When you see a house get built at this stage, you can actually think about
moving into it.”
Taking
a Breath, Recognizing Hard Work
John
Ingram, NU’s associate athletic director
for construction and capital planning, said the East Stadium project will
include about 6,200 additional seats, 2,000 of which will be in the club level,
as well as 38 new suites and more than 3,000 reserved seats in the 15 rows
above the suite level that will stretch from one end zone to the other.
“I think it was
good today to stop, take a breath and recognize all the hard work that’s been
achieved by the construction and design teams and the project team that’s
implementing Coach Osborne’s vision right on schedule,” Ingram said. “I think
they’ve done an incredible job of recreating the essence of Memorial Stadium
and integrating all of it into the academic community. That’s what we did. This
building stair-steps into the campus. There are different elements to every
construction project, and the bold statement we're making with this one is the
space we’re building for academic research. What we’re saying is: 'We’re not just
athletics or just football ... we’re education, we’re science and we’re looking
for great achievements that require collaboration.'”
Nebraska is
more than concrete, columns, cranes, steel, bricks and mortar. It’s academics
and athletics coming together like no other time in history. Dr. Dennis
Molfese, the UNL psychology professor who will lead the proposed Center for
Brain, Biology and Behavior in the East Stadium research area, attended
Thursday’s ceremony.
He remembers
talking to Doak Ostergard 2½ years ago when the Athletic Department’s
director of outreach asked Molfese if he thought an expanded football stadium
would be a good place to build a research lab.
One
Thing Led to Another, Then Another
“It was great
vision,” Molfese said, pointing out that Paul called him three days later
expressing his excitement about the idea.
Molfese and
Ostergard discussed the need for concussion research “and everything just
clicked after that,” Molfese said. In April of 2010, David Hansen, chair
of UNL’s Department of Psychology, asked one of his professors to write a business
plan.
No wonder
Molfese was among those smiling when he heard the bells ringing to the tune of
Nebraska’s fight song. “It’s taken tons of people and lots of hours,
and we’re moving ahead,” he said. “We have 22 schools trying to do what we’re
already doing here, so we’re looking forward to pulling it all together.”
Nebraska
appears destined to become an epicenter for collaborative research related to
health and performance. Most Ivy League schools and seven fellow Big Ten
Conference institutions have shown equal interest in joining Nebraska’s
efforts.
Gate
20: The Past, Present and the Future
When the tree
comes down and the flag moves elsewhere, the spotlight will shine on Nebraska’s
renovated East Stadium.
“It'll be an
iconic facility,” predicted Maggi Thorne, who assists Ingram.

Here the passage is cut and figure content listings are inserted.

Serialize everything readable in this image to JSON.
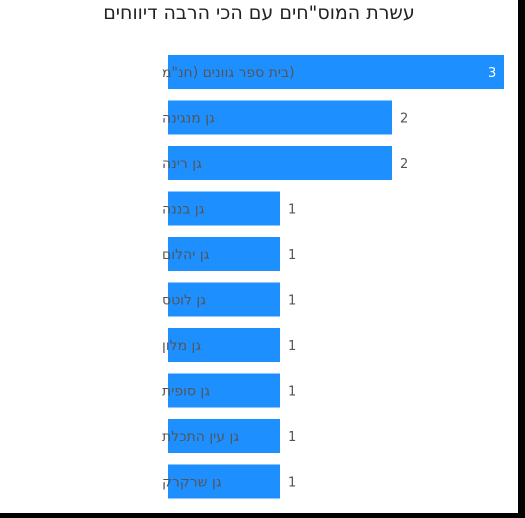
{
  "chart_data": {
    "type": "bar",
    "orientation": "horizontal",
    "title": "עשרת המוס\"חים עם הכי הרבה דיווחים",
    "xlabel": "",
    "ylabel": "",
    "categories": [
      "(בית ספר גוונים (חנ\"מ",
      "גן מנגינה",
      "גן רינה",
      "גן בננה",
      "גן יהלום",
      "גן לוטס",
      "גן מלון",
      "גן סופית",
      "גן עין התכלת",
      "גן שרקרק"
    ],
    "values": [
      3,
      2,
      2,
      1,
      1,
      1,
      1,
      1,
      1,
      1
    ],
    "xlim": [
      0,
      3
    ],
    "grid": false,
    "legend": "none",
    "bar_color": "#1e8fff",
    "value_label_color_inside": "#ffffff",
    "value_label_color_outside": "#555555"
  }
}
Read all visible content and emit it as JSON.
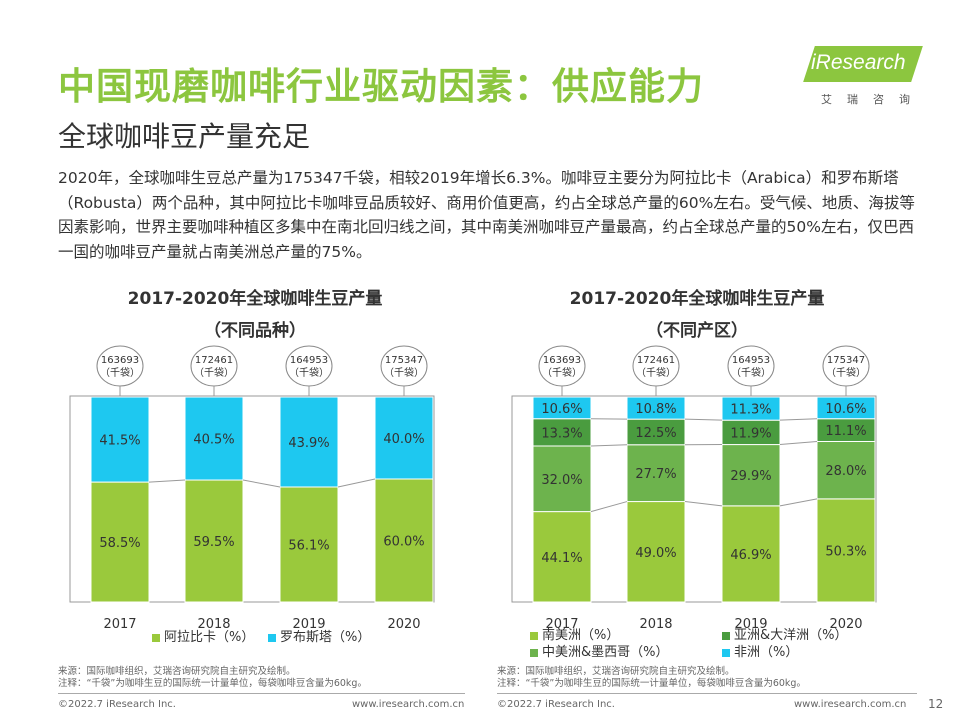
{
  "page": {
    "title": "中国现磨咖啡行业驱动因素：供应能力",
    "subtitle": "全球咖啡豆产量充足",
    "intro": "2020年，全球咖啡生豆总产量为175347千袋，相较2019年增长6.3%。咖啡豆主要分为阿拉比卡（Arabica）和罗布斯塔（Robusta）两个品种，其中阿拉比卡咖啡豆品质较好、商用价值更高，约占全球总产量的60%左右。受气候、地质、海拔等因素影响，世界主要咖啡种植区多集中在南北回归线之间，其中南美洲咖啡豆产量最高，约占全球总产量的50%左右，仅巴西一国的咖啡豆产量就占南美洲总产量的75%。",
    "page_number": "12"
  },
  "logo": {
    "text": "iResearch",
    "cn": "艾瑞咨询"
  },
  "chart_data": [
    {
      "type": "bar",
      "stacked": true,
      "percent": true,
      "title": "2017-2020年全球咖啡生豆产量",
      "subtitle": "（不同品种）",
      "categories": [
        "2017",
        "2018",
        "2019",
        "2020"
      ],
      "totals": [
        "163693\n（千袋）",
        "172461\n（千袋）",
        "164953\n（千袋）",
        "175347\n（千袋）"
      ],
      "series": [
        {
          "name": "阿拉比卡（%）",
          "color": "#9ac93c",
          "values": [
            58.5,
            59.5,
            56.1,
            60.0
          ],
          "labels": [
            "58.5%",
            "59.5%",
            "56.1%",
            "60.0%"
          ]
        },
        {
          "name": "罗布斯塔（%）",
          "color": "#1ec8f0",
          "values": [
            41.5,
            40.5,
            43.9,
            40.0
          ],
          "labels": [
            "41.5%",
            "40.5%",
            "43.9%",
            "40.0%"
          ]
        }
      ],
      "legend_position": "bottom",
      "grid": false
    },
    {
      "type": "bar",
      "stacked": true,
      "percent": true,
      "title": "2017-2020年全球咖啡生豆产量",
      "subtitle": "（不同产区）",
      "categories": [
        "2017",
        "2018",
        "2019",
        "2020"
      ],
      "totals": [
        "163693\n（千袋）",
        "172461\n（千袋）",
        "164953\n（千袋）",
        "175347\n（千袋）"
      ],
      "series": [
        {
          "name": "南美洲（%）",
          "color": "#9ac93c",
          "values": [
            44.1,
            49.0,
            46.9,
            50.3
          ],
          "labels": [
            "44.1%",
            "49.0%",
            "46.9%",
            "50.3%"
          ]
        },
        {
          "name": "中美洲&墨西哥（%）",
          "color": "#6db34d",
          "values": [
            32.0,
            27.7,
            29.9,
            28.0
          ],
          "labels": [
            "32.0%",
            "27.7%",
            "29.9%",
            "28.0%"
          ]
        },
        {
          "name": "亚洲&大洋洲（%）",
          "color": "#4a9c3f",
          "values": [
            13.3,
            12.5,
            11.9,
            11.1
          ],
          "labels": [
            "13.3%",
            "12.5%",
            "11.9%",
            "11.1%"
          ]
        },
        {
          "name": "非洲（%）",
          "color": "#1ec8f0",
          "values": [
            10.6,
            10.8,
            11.3,
            10.6
          ],
          "labels": [
            "10.6%",
            "10.8%",
            "11.3%",
            "10.6%"
          ]
        }
      ],
      "legend_position": "bottom",
      "grid": false
    }
  ],
  "notes": {
    "source": "来源：国际咖啡组织，艾瑞咨询研究院自主研究及绘制。",
    "note": "注释：“千袋”为咖啡生豆的国际统一计量单位，每袋咖啡豆含量为60kg。"
  },
  "footer": {
    "copyright": "©2022.7 iResearch Inc.",
    "url": "www.iresearch.com.cn"
  }
}
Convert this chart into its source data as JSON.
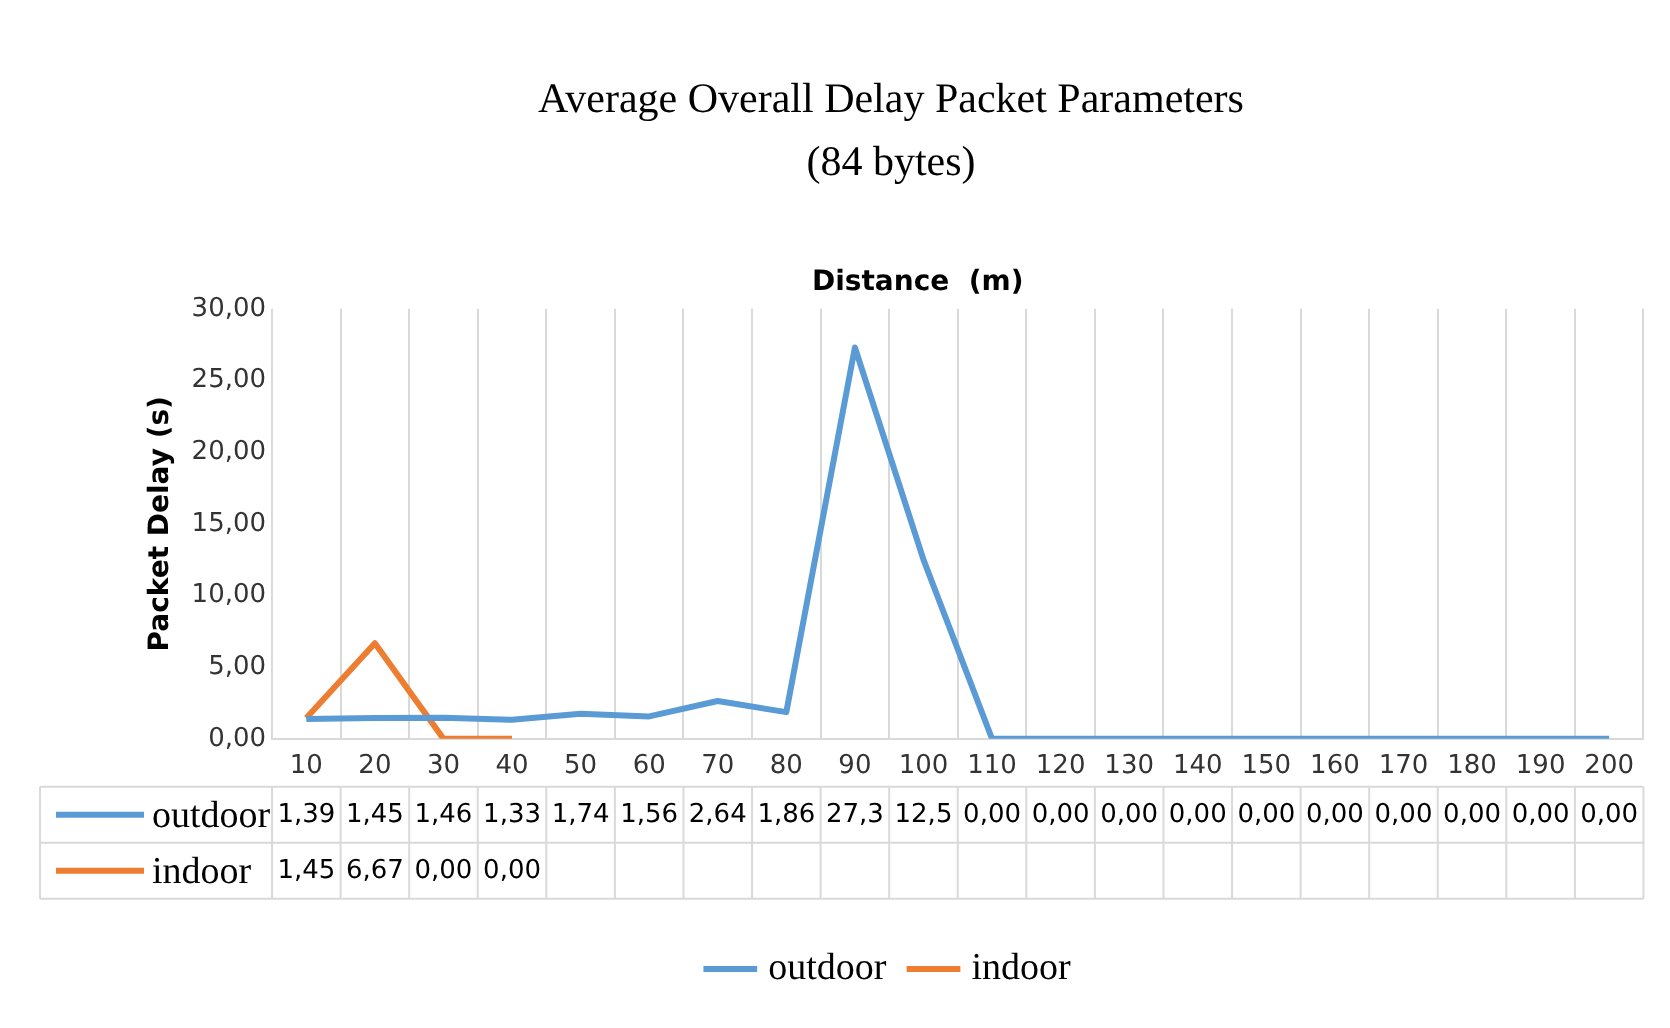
{
  "chart_data": {
    "type": "line",
    "title": "Average Overall Delay Packet Parameters",
    "subtitle": "(84 bytes)",
    "xlabel": "Distance  (m)",
    "ylabel": "Packet Delay (s)",
    "categories": [
      "10",
      "20",
      "30",
      "40",
      "50",
      "60",
      "70",
      "80",
      "90",
      "100",
      "110",
      "120",
      "130",
      "140",
      "150",
      "160",
      "170",
      "180",
      "190",
      "200"
    ],
    "series": [
      {
        "name": "outdoor",
        "color": "#5b9bd5",
        "values": [
          1.39,
          1.45,
          1.46,
          1.33,
          1.74,
          1.56,
          2.64,
          1.86,
          27.3,
          12.5,
          0,
          0,
          0,
          0,
          0,
          0,
          0,
          0,
          0,
          0
        ],
        "value_labels": [
          "1,39",
          "1,45",
          "1,46",
          "1,33",
          "1,74",
          "1,56",
          "2,64",
          "1,86",
          "27,3",
          "12,5",
          "0,00",
          "0,00",
          "0,00",
          "0,00",
          "0,00",
          "0,00",
          "0,00",
          "0,00",
          "0,00",
          "0,00"
        ]
      },
      {
        "name": "indoor",
        "color": "#ed7d31",
        "values": [
          1.45,
          6.67,
          0,
          0,
          null,
          null,
          null,
          null,
          null,
          null,
          null,
          null,
          null,
          null,
          null,
          null,
          null,
          null,
          null,
          null
        ],
        "value_labels": [
          "1,45",
          "6,67",
          "0,00",
          "0,00",
          null,
          null,
          null,
          null,
          null,
          null,
          null,
          null,
          null,
          null,
          null,
          null,
          null,
          null,
          null,
          null
        ]
      }
    ],
    "ylim": [
      0,
      30
    ],
    "yticks": [
      {
        "value": 0,
        "label": "0,00"
      },
      {
        "value": 5,
        "label": "5,00"
      },
      {
        "value": 10,
        "label": "10,00"
      },
      {
        "value": 15,
        "label": "15,00"
      },
      {
        "value": 20,
        "label": "20,00"
      },
      {
        "value": 25,
        "label": "25,00"
      },
      {
        "value": 30,
        "label": "30,00"
      }
    ],
    "grid": "x",
    "legend": "bottom",
    "marker": "none",
    "line_style": "solid"
  }
}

Underneath the topped off steel beam will be a
three-story glass façade entrance to Gate 20. Thorne sees that
area as a symbol of the past connecting with the present.
That entrance
already declares that “Through these gates pass the greatest fans in college
football,” Thorne said. “It’s going to be iconic because that gate will be just
like a full-size picture frame of Gate 20. It will just light up, especially at
night. This probably will be the last major expansion of Memorial Stadium, so
we’re bringing the past and the present together. It’s all about tradition and
history and Nebraska fans.”
Big Red fans are,
after all, the ones who connect the past with the present. And thanks to this likely
final major stadium expansion, Nebraska will influence the future like college
athletics has never seen, or even imagined, before.